HC Deb 06 February 1854 vol 130 cc270-1

said, he begged to ask the right hon. Baronet the First Lord of the Admiralty whether it was probable that an office would be established to co-operate with Captain Maury and the American Government in oceanic and other scientific observations; and whether the important collections of observations on currents, winds, and temperature, already in possession of the Admiralty, would be rendered accessible to the head of the proposed office?

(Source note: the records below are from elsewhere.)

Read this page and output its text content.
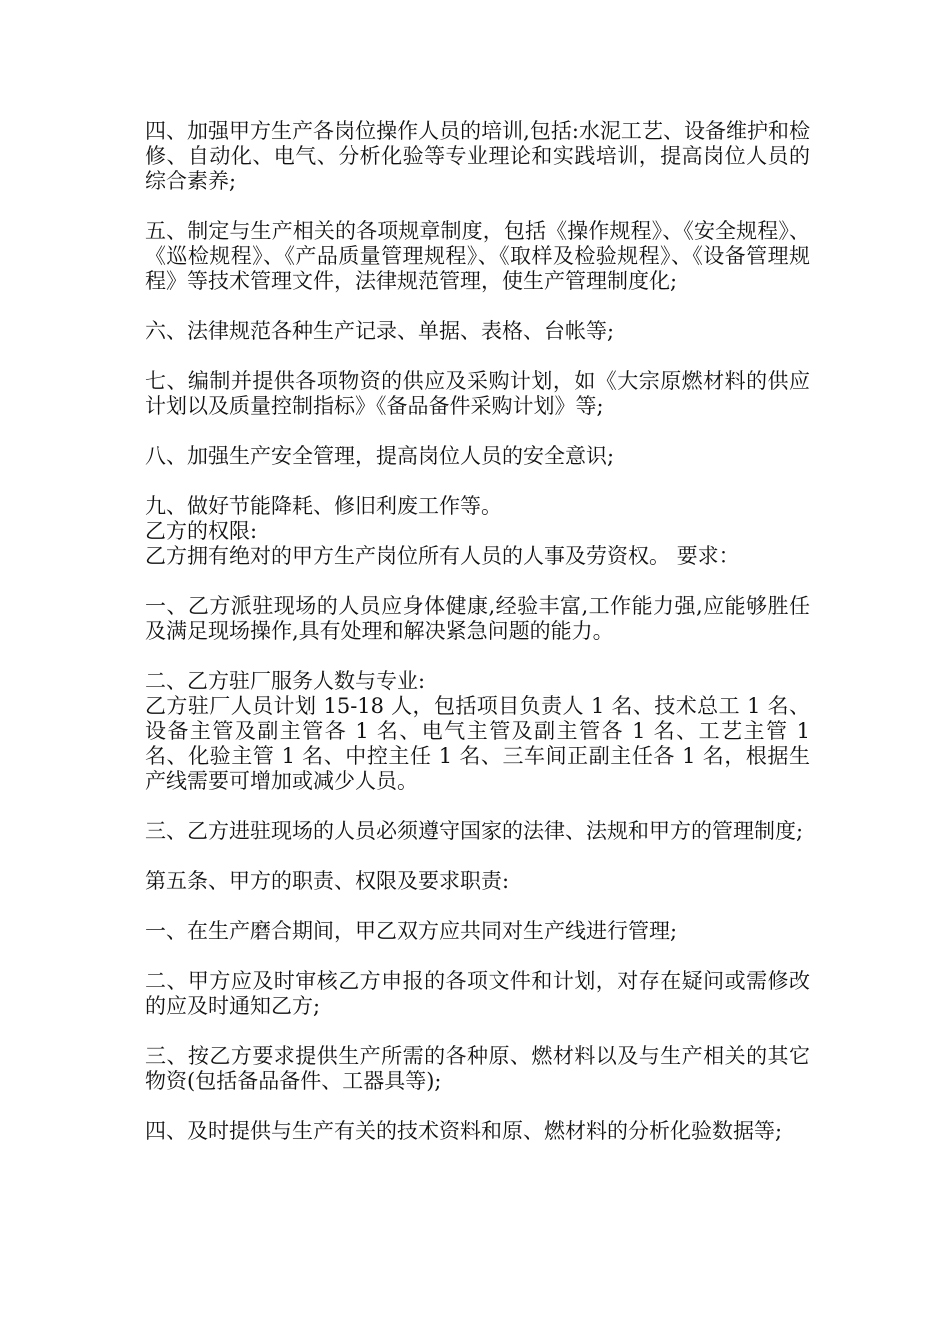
四、加强甲方生产各岗位操作人员的培训,包括:水泥工艺、设备维护和检修、自动化、电气、分析化验等专业理论和实践培训，提高岗位人员的综合素养;

五、制定与生产相关的各项规章制度，包括《操作规程》、《安全规程》、《巡检规程》、《产品质量管理规程》、《取样及检验规程》、《设备管理规程》等技术管理文件，法律规范管理，使生产管理制度化;

六、法律规范各种生产记录、单据、表格、台帐等;

七、编制并提供各项物资的供应及采购计划，如《大宗原燃材料的供应计划以及质量控制指标》《备品备件采购计划》等;

八、加强生产安全管理，提高岗位人员的安全意识;

九、做好节能降耗、修旧利废工作等。

乙方的权限:

乙方拥有绝对的甲方生产岗位所有人员的人事及劳资权。 要求：

一、乙方派驻现场的人员应身体健康,经验丰富,工作能力强,应能够胜任及满足现场操作,具有处理和解决紧急问题的能力。

二、乙方驻厂服务人数与专业:

乙方驻厂人员计划 15-18 人，包括项目负责人 1 名、技术总工 1 名、设备主管及副主管各 1 名、电气主管及副主管各 1 名、工艺主管 1 名、化验主管 1 名、中控主任 1 名、三车间正副主任各 1 名，根据生产线需要可增加或减少人员。

三、乙方进驻现场的人员必须遵守国家的法律、法规和甲方的管理制度;

第五条、甲方的职责、权限及要求职责:

一、在生产磨合期间，甲乙双方应共同对生产线进行管理;

二、甲方应及时审核乙方申报的各项文件和计划，对存在疑问或需修改的应及时通知乙方;

三、按乙方要求提供生产所需的各种原、燃材料以及与生产相关的其它物资(包括备品备件、工器具等);

四、及时提供与生产有关的技术资料和原、燃材料的分析化验数据等;
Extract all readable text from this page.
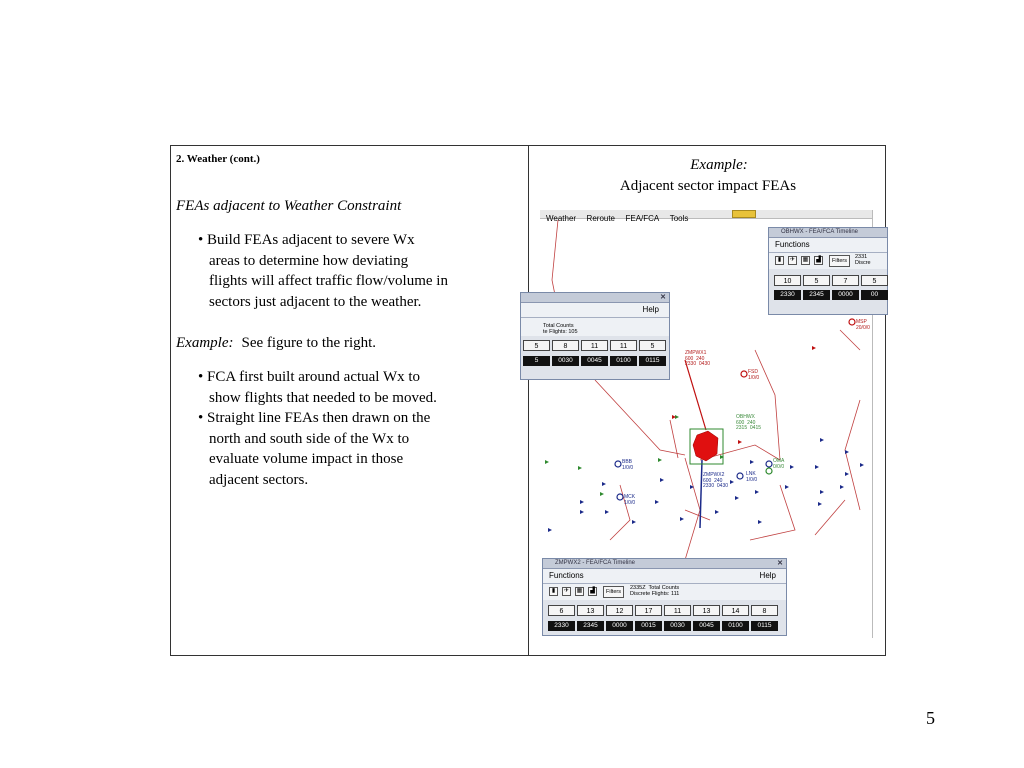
2. Weather (cont.)
FEAs adjacent to Weather Constraint
• Build FEAs adjacent to severe Wx
areas to determine how deviating
flights will affect traffic flow/volume in
sectors just adjacent to the weather.
Example: See figure to the right.
• FCA first built around actual Wx to
show flights that needed to be moved.
• Straight line FEAs then drawn on the
north and south side of the Wx to
evaluate volume impact in those
adjacent sectors.
Example:
Adjacent sector impact FEAs
Weather Reroute FEA/FCA Tools
ZMPWX1
600  240
2330  0430
OBHWX
600  240
2315  0415
ZMPWX2
600  240
2330  0430
MSP
20/0/0
FSD
1/0/0
BBB
1/0/0
OMA
0/0/0
LNK
1/0/0
MCK
1/0/0
OBHWX - FEA/FCA Timeline
Functions
▮	✈	▦	▟	Filters
2331
Discre
10	5	7	5
2330	2345	0000	00
✕
Help
Total Counts
te Flights: 105
5	8	11	11	5
5	0030	0045	0100	0115
ZMPWX2 - FEA/FCA Timeline	✕
Functions	Help
▮	✈	▦	▟	Filters
2335Z  Total Counts
Discrete Flights: 111
6	13	12	17	11	13	14	8
2330	2345	0000	0015	0030	0045	0100	0115
5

said, he was happy to inform his hon. Friend that, amidst more pressing and less peaceful occupations, the subject to which he had adverted had not failed to attract the attention of the Government. The President of the Board of Trade and he (Sir J. Graham) sent Captain Beechy to the Conference at Brussels, and in consequence of his report, it was the intention of the Government to appoint an officer to whom the observations made both on board merchant ships and Queen's ships would be referred. A Vote for this purpose would be taken in the Navy Estimates; and orders had been issued to the commanders of Her Majesty's ships, directing that meteorological observations should be made every four watches—that was, once every four hours—in every part of the world where Queen's ships were employed. An opportunity of making similar observations would also be furnished to a select number of merchant ships—not fewer than one hundred—and the result of all these observations would, be returned to the Board of Trade, where they would be digested. They would then be communicated to Captain Maury, as would also the reports already received.